Le capitaine aurait bien volontiers répliqué, mais il comprit qu’un plus long colloque serait remarqué, et il se soumit aux injonctions de la marquise. Il fusilla les chevreuils, mais il en manqua plus d’un, car il ne pensait guère à soigner son tir. Il pensait à l’étrange conversation qu’il venait d’avoir avec madame de Barancos, et il ne s’expliquait pas le sens de ses discours mystérieux.

Cependant le massacre touchait à son terme. La ligne des rabatteurs se rapprochait de plus en plus, et aussitôt que cette ligne les dépassait, les chasseurs postés sur les faces latérales de l’enceinte se repliaient vers la lisière occupée par la châtelaine et par ceux qu’elle avait choisis. Le bois était presque vide. Quelques broquarts et quelques chèvres retardataires passaient de loin en loin sous le feu des privilégiés. Les marcassins avaient forcé le passage et couraient encore; mais le solitaire, la laie et cent autres victimes jonchaient le sol de la clairière. Bientôt, on vit poindre sous bois le garde en livrée qui commandait les traqueurs, et la fusillade cessa. On ne pouvait plus tirer sans risquer d’atteindre lui ou quelqu’un de ses hommes. La chasse était finie.

 

Nointel, charmé d’en être quitte, venait d’enlever les deux cartouches de son fusil, lorsqu’il entendit des cris, suivis d’une grosse rumeur. Il leva les yeux et vit les paysans s’attrouper autour de la cépée qui avait attiré son attention au début de la battue.

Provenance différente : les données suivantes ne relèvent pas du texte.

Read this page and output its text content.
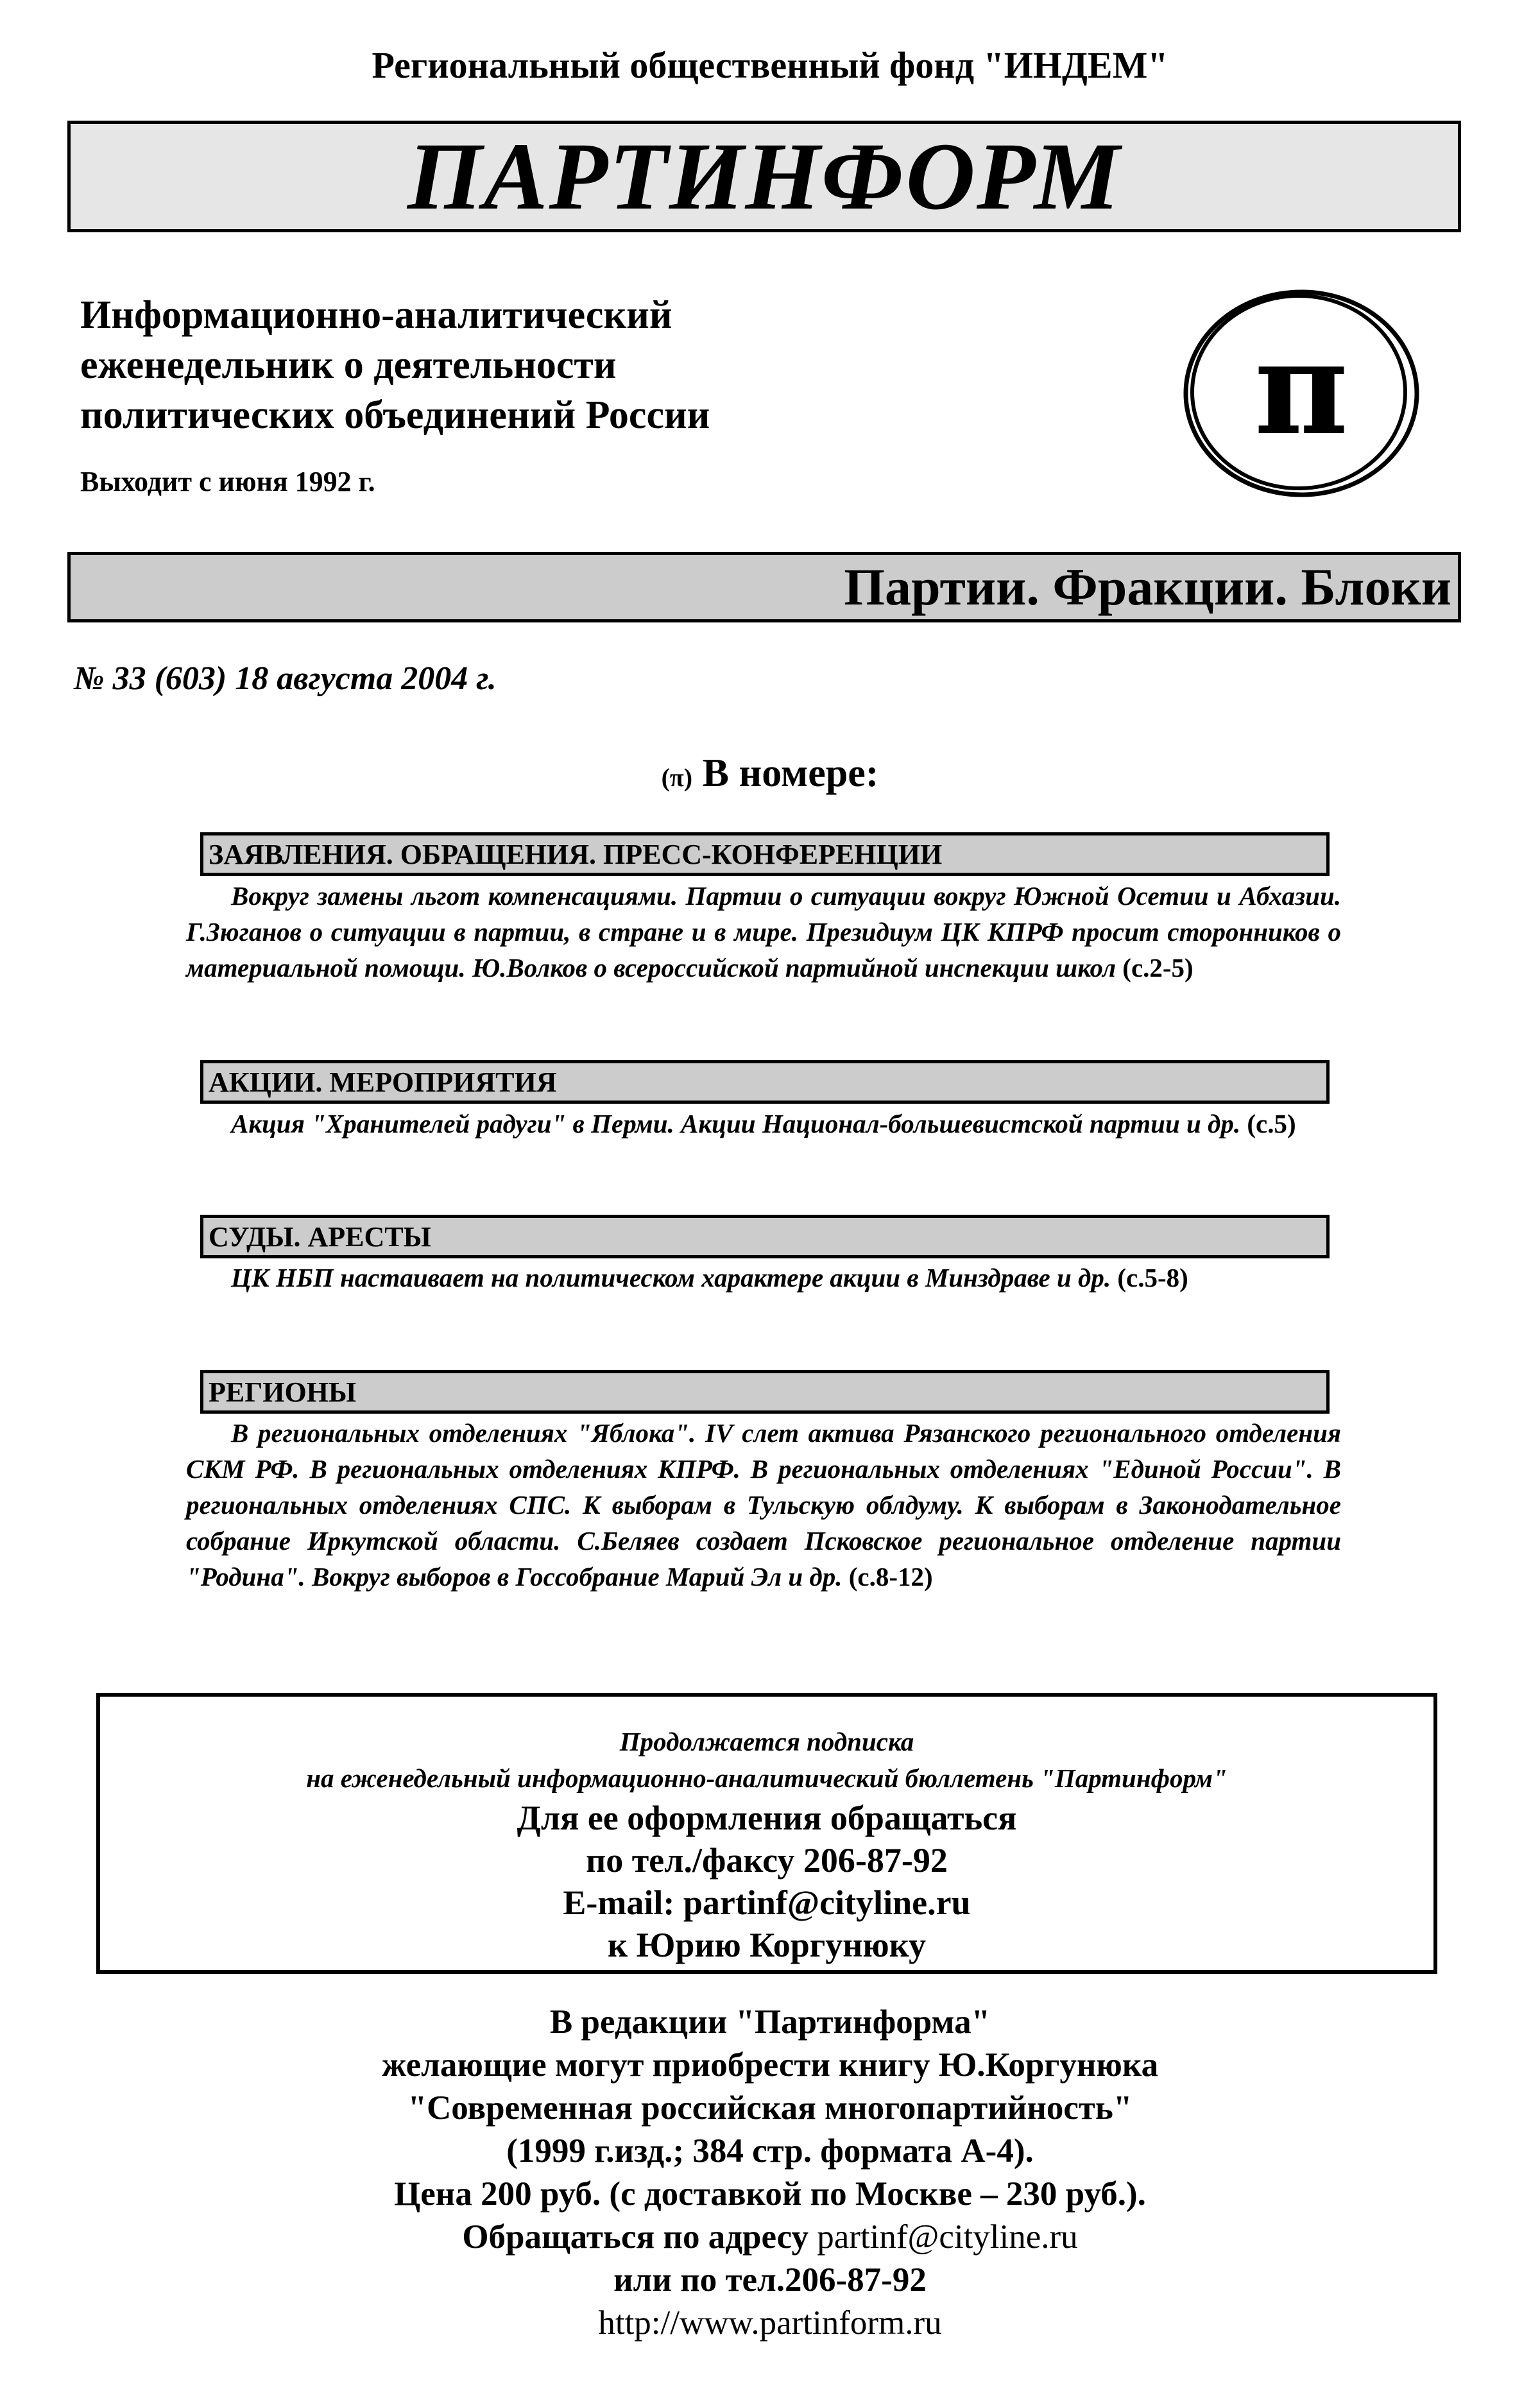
Региональный общественный фонд "ИНДЕМ"
ПАРТИНФОРМ
Информационно-аналитический
еженедельник о деятельности
политических объединений России
Выходит с июня 1992 г.
π
Партии. Фракции. Блоки
№ 33 (603) 18 августа 2004 г.
(π) В номере:
ЗАЯВЛЕНИЯ. ОБРАЩЕНИЯ. ПРЕСС-КОНФЕРЕНЦИИ
Вокруг замены льгот компенсациями. Партии о ситуации вокруг Южной Осетии и Абхазии. Г.Зюганов о ситуации в партии, в стране и в мире. Президиум ЦК КПРФ просит сторонников о материальной помощи. Ю.Волков о всероссийской партийной инспекции школ (с.2-5)
АКЦИИ. МЕРОПРИЯТИЯ
Акция "Хранителей радуги" в Перми. Акции Национал-большевистской партии и др. (с.5)
СУДЫ. АРЕСТЫ
ЦК НБП настаивает на политическом характере акции в Минздраве и др. (с.5-8)
РЕГИОНЫ
В региональных отделениях "Яблока". IV слет актива Рязанского регионального отделения СКМ РФ. В региональных отделениях КПРФ. В региональных отделениях "Единой России". В региональных отделениях СПС. К выборам в Тульскую облдуму. К выборам в Законодательное собрание Иркутской области. С.Беляев создает Псковское региональное отделение партии "Родина". Вокруг выборов в Госсобрание Марий Эл и др. (с.8-12)
Продолжается подписка
на еженедельный информационно-аналитический бюллетень "Партинформ"
Для ее оформления обращаться
по тел./факсу 206-87-92
E-mail: partinf@cityline.ru
к Юрию Коргунюку
В редакции "Партинформа"
желающие могут приобрести книгу Ю.Коргунюка
"Современная российская многопартийность"
(1999 г.изд.; 384 стр. формата А-4).
Цена 200 руб. (с доставкой по Москве – 230 руб.).
Обращаться по адресу partinf@cityline.ru
или по тел.206-87-92
http://www.partinform.ru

«Quand le peuple s’assemble ainsi, a dit Alfred de Musset, c’est toujours sur quelque ruine.»Le capitaine se rappela ces deux vers de son poète favori, et il pensa tout de suite que ces gens-là venaient de faire une lugubre trouvaille. Instinctivement, il se tourna d’abord du côté de madame de Barancos, et il la vit qui venait à lui.

– Que se passe-t-il donc? dit-elle en montrant du doigt le groupe auquel s’étaient déjà joints quelques chasseurs. Je crains qu’il ne soit arrivé un malheur.

Il comprit qu’elle le priait de la renseigner, et il courut au rassemblement. Derrière la cépée, un homme gisait sur le dos, la face ensanglantée, le front troué par une balle, un homme qu’il reconnut aussitôt pour l’avoir vu passer une heure auparavant. C’était le rabatteur qui s’était laissé choir dans un fossé, en suivant ses camarades. Il tenait encore à la main un fusil très court qu’il avait dû cacher sous sa blouse. Son chapeau était tombé, et on voyait maintenant son visage en plein.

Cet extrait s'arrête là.